NEW DELHI: Police arrested nine more on Tuesday in the case of a brutal lynching of 63 year old Purni Orang living in Sonitpur district in Assam. The woman was beaten before her body was hacked into pieces by the villagers, who accused her of ‘witchcraft’.

“Today (Tuesday), we arrested nine women from the village. We are keeping a watch on the area and more persons may be arrested. We have deployed enough personnel to keep the situation under control," Biswanath Chariali SP Manabendra Dev Roy told TOI.

The state police had arrested seven villagers on the same day the crime was committed. The arrests were followed by the storming in of the police station by a mob of villagers, mostly women, who argued that they have done nothing wrong and the arrested ones be set free at once.

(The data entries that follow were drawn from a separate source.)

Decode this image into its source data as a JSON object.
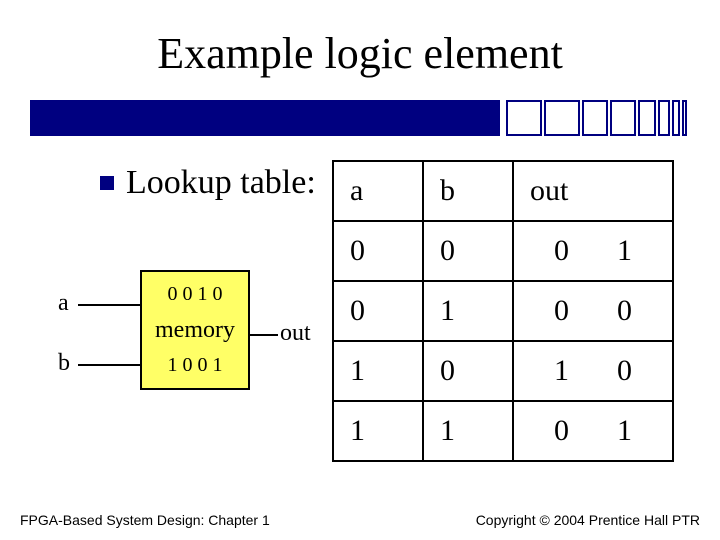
{
  "title": "Example logic element",
  "bullet": "Lookup table:",
  "memory": {
    "top_bits": "0 0 1 0",
    "label": "memory",
    "bottom_bits": "1 0 0 1"
  },
  "wires": {
    "a": "a",
    "b": "b",
    "out": "out"
  },
  "truth_table": {
    "headers": {
      "a": "a",
      "b": "b",
      "out": "out"
    },
    "rows": [
      {
        "a": "0",
        "b": "0",
        "o1": "0",
        "o2": "1"
      },
      {
        "a": "0",
        "b": "1",
        "o1": "0",
        "o2": "0"
      },
      {
        "a": "1",
        "b": "0",
        "o1": "1",
        "o2": "0"
      },
      {
        "a": "1",
        "b": "1",
        "o1": "0",
        "o2": "1"
      }
    ]
  },
  "footer": {
    "left": "FPGA-Based System Design: Chapter 1",
    "right": "Copyright © 2004 Prentice Hall PTR"
  }
}
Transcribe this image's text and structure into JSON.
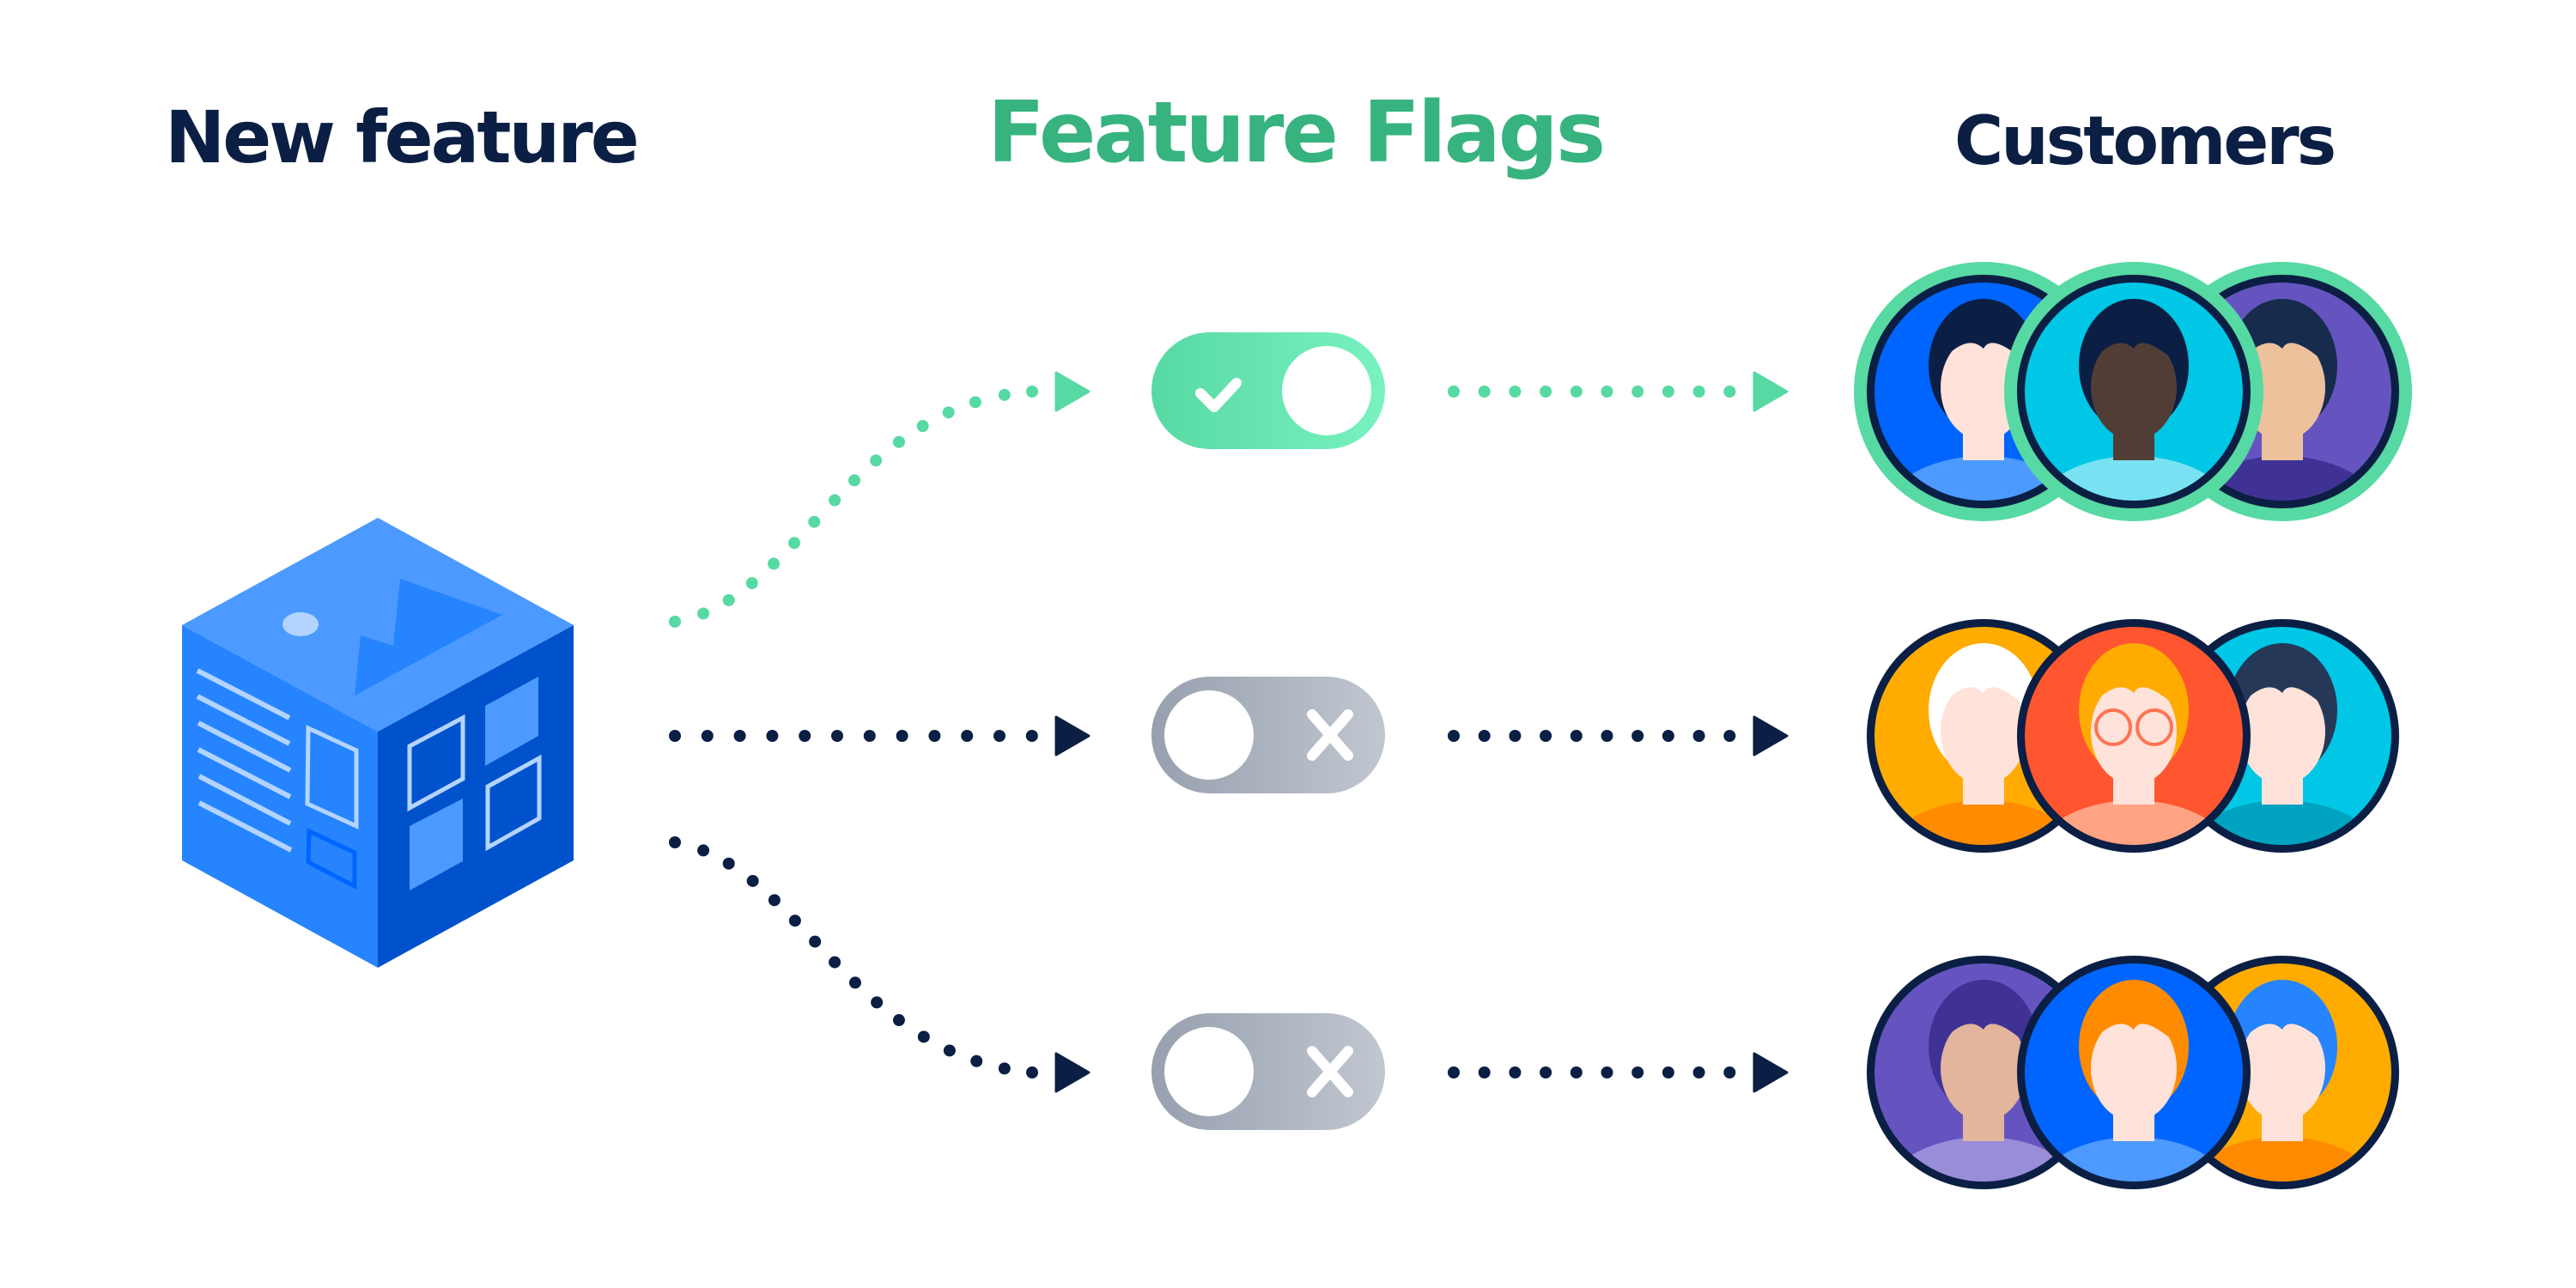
{
  "headings": {
    "new_feature": "New feature",
    "feature_flags": "Feature Flags",
    "customers": "Customers"
  },
  "colors": {
    "navy": "#0b1f44",
    "green": "#57d9a3",
    "title_green": "#36b37e",
    "cube_left": "#2684ff",
    "cube_top": "#4c9aff",
    "cube_right": "#0052cc",
    "cube_accent": "#b3d4ff",
    "toggle_on_start": "#57d9a3",
    "toggle_on_end": "#79f2c0",
    "toggle_off_start": "#97a0af",
    "toggle_off_end": "#c1c7d0"
  },
  "flags": [
    {
      "name": "flag-1",
      "state": "on",
      "icon": "check-icon",
      "route_color": "green"
    },
    {
      "name": "flag-2",
      "state": "off",
      "icon": "x-icon",
      "route_color": "navy"
    },
    {
      "name": "flag-3",
      "state": "off",
      "icon": "x-icon",
      "route_color": "navy"
    }
  ],
  "customer_groups": [
    {
      "name": "customers-enabled",
      "highlighted": true,
      "avatars": [
        {
          "label": "woman-dark-hair",
          "bg": "#0065ff",
          "skin": "#ffe2d9",
          "hair": "#0b1f44",
          "shirt": "#4c9aff"
        },
        {
          "label": "man-curly-hair",
          "bg": "#00c7e6",
          "skin": "#523d36",
          "hair": "#0b1f44",
          "shirt": "#79e2f2"
        },
        {
          "label": "man-short-hair",
          "bg": "#6554c0",
          "skin": "#ecc19c",
          "hair": "#172b4d",
          "shirt": "#403294"
        }
      ]
    },
    {
      "name": "customers-disabled-1",
      "highlighted": false,
      "avatars": [
        {
          "label": "woman-white-hair",
          "bg": "#ffab00",
          "skin": "#ffe2d9",
          "hair": "#ffffff",
          "shirt": "#ff8b00"
        },
        {
          "label": "woman-glasses",
          "bg": "#ff5630",
          "skin": "#ffe2d9",
          "hair": "#ffab00",
          "shirt": "#ffa383"
        },
        {
          "label": "woman-bob-hair",
          "bg": "#00c7e6",
          "skin": "#ffe2d9",
          "hair": "#253858",
          "shirt": "#00a3bf"
        }
      ]
    },
    {
      "name": "customers-disabled-2",
      "highlighted": false,
      "avatars": [
        {
          "label": "woman-hijab",
          "bg": "#6554c0",
          "skin": "#e2b59c",
          "hair": "#403294",
          "shirt": "#998dd9"
        },
        {
          "label": "man-orange-hair",
          "bg": "#0065ff",
          "skin": "#ffe2d9",
          "hair": "#ff8b00",
          "shirt": "#4c9aff"
        },
        {
          "label": "person-blue-hair",
          "bg": "#ffab00",
          "skin": "#ffe2d9",
          "hair": "#2684ff",
          "shirt": "#ff8b00"
        }
      ]
    }
  ]
}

"We have not done anything wrong by killing the old lady. We demand that the men and women who have been arrested be freed at the earliest. Police have nothing to do with this case. Let us solve our own problem," said a villager to a media channel during a protest.

Purni is survived by five children and her husband, who tried to save her from the lynching mob. He said his wife was an “innocent woman” and the villagers were coaxed in believing that she was a witch by the village priest.

It was Anima Ronghangpi who proclaimed Purni to be a “witch” following which she dragged her out of her house by hair and started beating her. She was then beheaded.

According to a report more than 130 women have been lynched in the same manner since 2002 in Assam alone. Bihar, Maharashtra, and Orissa are other states which face the issue and have devised legislation to tackle it.

In the month of May this year Assam Government too proposed a draft of a Bill titled ‘Prevention and Protection from Witch Hunting Bill, 2015’. One of the proposals in the Bill demanded punishment from three years up to life imprisonment. The Bill is still in progress.